Today marks the 14th day since the Obamacare health insurance marketplaces opened for enrollment.  By the end of the first week, only 51,000 individuals had signed up for the health plans, which are required to include 10 essential health benefits.  And as of today, the success of these marketplaces seems doubtful in the minds of the public.  Just 7% of Americans are completely satisfied with the enrollment process thus far.   

Ahh, the wheels begin to grind.

By March 2014, the Obama Administration hopes that 7 million individuals will sign up to purchase health plans through these newly established regulatory bodies.  40% of these participating individuals must be low-risk, young, healthy citizens between the ages of 18-34.   

Why?

The federal health law mandates that high-risk individuals cannot be charged more than three times the amount of a low-risk individual’s premium.  This concept, known as community rating, is key to the Obama Administration’s promise that high-risk individuals and individuals with pre-existing conditions will be offered affordable health plans. 

These "invincibles" are becoming more of a hot commodity lately, because the 3:1 community rating ratio can only be executed successfully if the right number of the young and healthy low-riskers sign up.  The old and sick will benefit at the expense of the young and healthy, since the low risk individuals will be paying higher premiums to subsidize the health care costs of the higher risk ones.  Before Obamacare’s implementation, individuals in the high-risk population were paying five times the amount of low-risk individuals’ health insurance premiums.  

Rate Shock

Based on the above information, insurance rates will surely jump for young and healthy North Carolinians.  How high?    
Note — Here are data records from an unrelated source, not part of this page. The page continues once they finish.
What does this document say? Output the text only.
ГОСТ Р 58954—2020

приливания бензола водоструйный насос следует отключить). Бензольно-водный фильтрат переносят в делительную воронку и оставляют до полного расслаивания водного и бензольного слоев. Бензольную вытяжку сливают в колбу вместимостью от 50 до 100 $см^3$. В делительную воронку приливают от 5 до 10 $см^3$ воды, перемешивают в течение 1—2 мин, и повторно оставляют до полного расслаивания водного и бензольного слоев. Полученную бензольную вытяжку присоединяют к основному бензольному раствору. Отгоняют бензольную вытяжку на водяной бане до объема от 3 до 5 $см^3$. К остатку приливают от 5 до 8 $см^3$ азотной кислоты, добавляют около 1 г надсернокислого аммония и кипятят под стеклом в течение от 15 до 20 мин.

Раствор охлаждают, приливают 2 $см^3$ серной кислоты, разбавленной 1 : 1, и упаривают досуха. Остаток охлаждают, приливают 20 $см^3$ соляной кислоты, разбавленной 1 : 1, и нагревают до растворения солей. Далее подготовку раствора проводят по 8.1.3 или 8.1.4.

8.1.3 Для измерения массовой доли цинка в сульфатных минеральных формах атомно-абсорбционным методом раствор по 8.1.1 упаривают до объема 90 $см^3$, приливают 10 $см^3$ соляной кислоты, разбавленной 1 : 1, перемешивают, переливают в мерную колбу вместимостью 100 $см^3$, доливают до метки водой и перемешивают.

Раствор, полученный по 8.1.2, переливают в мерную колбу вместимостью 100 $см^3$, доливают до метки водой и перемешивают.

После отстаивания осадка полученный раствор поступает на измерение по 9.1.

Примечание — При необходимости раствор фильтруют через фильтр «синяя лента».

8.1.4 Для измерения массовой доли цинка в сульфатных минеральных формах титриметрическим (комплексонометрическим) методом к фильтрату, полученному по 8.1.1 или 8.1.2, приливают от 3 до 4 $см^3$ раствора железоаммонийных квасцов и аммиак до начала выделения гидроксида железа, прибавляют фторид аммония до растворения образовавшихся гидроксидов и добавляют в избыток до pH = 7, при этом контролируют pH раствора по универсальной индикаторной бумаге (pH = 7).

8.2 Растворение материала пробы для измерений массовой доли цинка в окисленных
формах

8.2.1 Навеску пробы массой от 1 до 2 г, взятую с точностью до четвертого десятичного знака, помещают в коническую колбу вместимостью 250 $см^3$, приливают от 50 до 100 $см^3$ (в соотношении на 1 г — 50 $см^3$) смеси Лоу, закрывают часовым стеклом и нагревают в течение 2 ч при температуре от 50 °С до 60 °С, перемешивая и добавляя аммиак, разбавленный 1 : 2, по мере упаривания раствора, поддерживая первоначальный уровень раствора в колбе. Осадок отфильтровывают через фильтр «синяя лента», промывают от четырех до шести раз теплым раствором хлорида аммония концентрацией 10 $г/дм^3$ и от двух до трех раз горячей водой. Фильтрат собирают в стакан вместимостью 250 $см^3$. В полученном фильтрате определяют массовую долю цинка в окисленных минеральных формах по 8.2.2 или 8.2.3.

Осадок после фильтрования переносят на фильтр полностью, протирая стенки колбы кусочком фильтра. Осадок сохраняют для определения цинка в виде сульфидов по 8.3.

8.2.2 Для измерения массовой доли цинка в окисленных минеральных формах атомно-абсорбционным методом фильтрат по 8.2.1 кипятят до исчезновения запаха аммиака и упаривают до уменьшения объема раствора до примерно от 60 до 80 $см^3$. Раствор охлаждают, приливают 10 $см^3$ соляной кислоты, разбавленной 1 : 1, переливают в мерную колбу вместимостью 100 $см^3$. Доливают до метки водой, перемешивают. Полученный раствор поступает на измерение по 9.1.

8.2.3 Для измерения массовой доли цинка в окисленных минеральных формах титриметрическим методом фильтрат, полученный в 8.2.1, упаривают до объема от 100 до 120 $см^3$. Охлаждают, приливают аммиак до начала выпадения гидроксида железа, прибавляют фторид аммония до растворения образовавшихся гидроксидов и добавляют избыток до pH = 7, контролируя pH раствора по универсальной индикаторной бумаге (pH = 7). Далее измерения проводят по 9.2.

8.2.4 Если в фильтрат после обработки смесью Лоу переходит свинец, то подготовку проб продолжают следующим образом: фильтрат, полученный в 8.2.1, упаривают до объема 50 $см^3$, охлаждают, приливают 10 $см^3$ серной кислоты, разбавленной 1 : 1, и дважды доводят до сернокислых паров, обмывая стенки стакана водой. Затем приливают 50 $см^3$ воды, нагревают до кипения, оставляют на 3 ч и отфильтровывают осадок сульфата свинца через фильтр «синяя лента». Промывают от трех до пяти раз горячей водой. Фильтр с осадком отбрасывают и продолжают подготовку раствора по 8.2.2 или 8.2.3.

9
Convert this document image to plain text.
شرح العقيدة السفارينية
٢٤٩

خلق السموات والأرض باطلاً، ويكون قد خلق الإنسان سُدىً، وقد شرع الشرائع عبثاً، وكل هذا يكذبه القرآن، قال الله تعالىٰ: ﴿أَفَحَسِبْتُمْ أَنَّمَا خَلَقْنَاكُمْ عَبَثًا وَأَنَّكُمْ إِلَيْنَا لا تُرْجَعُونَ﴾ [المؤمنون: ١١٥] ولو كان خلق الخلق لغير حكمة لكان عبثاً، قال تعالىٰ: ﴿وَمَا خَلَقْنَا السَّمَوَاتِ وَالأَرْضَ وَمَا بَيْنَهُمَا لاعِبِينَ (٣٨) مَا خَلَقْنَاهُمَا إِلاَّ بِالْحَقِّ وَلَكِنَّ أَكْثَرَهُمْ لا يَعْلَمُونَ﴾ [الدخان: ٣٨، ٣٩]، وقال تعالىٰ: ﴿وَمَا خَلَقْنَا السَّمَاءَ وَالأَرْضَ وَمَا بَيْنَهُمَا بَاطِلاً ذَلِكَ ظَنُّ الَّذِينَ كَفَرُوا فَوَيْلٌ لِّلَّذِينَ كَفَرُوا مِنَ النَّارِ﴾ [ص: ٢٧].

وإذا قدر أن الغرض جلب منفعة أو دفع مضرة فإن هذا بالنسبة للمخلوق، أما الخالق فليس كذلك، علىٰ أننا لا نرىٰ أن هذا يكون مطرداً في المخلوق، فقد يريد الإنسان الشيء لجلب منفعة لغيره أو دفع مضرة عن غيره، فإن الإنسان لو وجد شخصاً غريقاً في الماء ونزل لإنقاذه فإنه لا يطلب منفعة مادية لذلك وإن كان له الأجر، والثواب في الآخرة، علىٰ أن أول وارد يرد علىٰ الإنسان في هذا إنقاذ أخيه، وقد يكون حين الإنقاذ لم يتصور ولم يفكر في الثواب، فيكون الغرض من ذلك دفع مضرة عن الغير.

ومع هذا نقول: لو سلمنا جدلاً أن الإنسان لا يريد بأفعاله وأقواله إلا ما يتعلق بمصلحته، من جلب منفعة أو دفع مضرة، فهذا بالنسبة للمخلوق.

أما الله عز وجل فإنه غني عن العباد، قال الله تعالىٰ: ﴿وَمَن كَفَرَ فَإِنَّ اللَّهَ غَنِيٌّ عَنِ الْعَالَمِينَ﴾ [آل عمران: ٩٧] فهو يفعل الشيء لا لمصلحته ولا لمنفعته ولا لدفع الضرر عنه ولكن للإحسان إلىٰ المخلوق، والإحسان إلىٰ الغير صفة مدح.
After Blue Cross and Blue Shield released their marketplace premiums at the beginning of September, we compared pre-Obamacare plans with post-Obamacare plans.   

The comparison utilized data from the Manhattan Institute, in which it computed the average of the 5 cheapest health plans sold in North Carolina.  We compared these average premiums offered to individuals of three ages (27,40,64) to the cheapest bronze plan BCBS sells on the exchange to similar ages.(25,40,60).   

The results: 27 and 40 year-olds may see up to an 80% increase in premiums.  This potential out-of-pocket spike may vary, as the subsidy amount an eligible consumer receives depends upon his annual household income. 

You can access the Manhattan Institute’s rate calculation methodology here.

Recent Updates

If anything, this 80% increase may be an underestimation.  A few days before the marketplaces opened for enrollment on October 1st, the Health and Human Services Department (DHHS) finally released premium rates for the cheapest bronze, silver, and gold plans in federal exchanges for 27 year olds and "the average age participant," meaning an individual in his mid-thirties.    

With this limited data, the Manhattan Institute published 2 more comparisons: 

  1. Cheapest plan Pre-Obamacare vs. Cheapest plan post-Obamacare offered to 27 year old men and women
  2. Cheapest plan Pre-Obamacare vs. Cheapest plan post-Obamacare offered to 40 year old men and women

Avik Roy, contributor to Forbes, writes:

Worst off is North Carolina, which will see individual-market rates triple for women, and quadruple for men.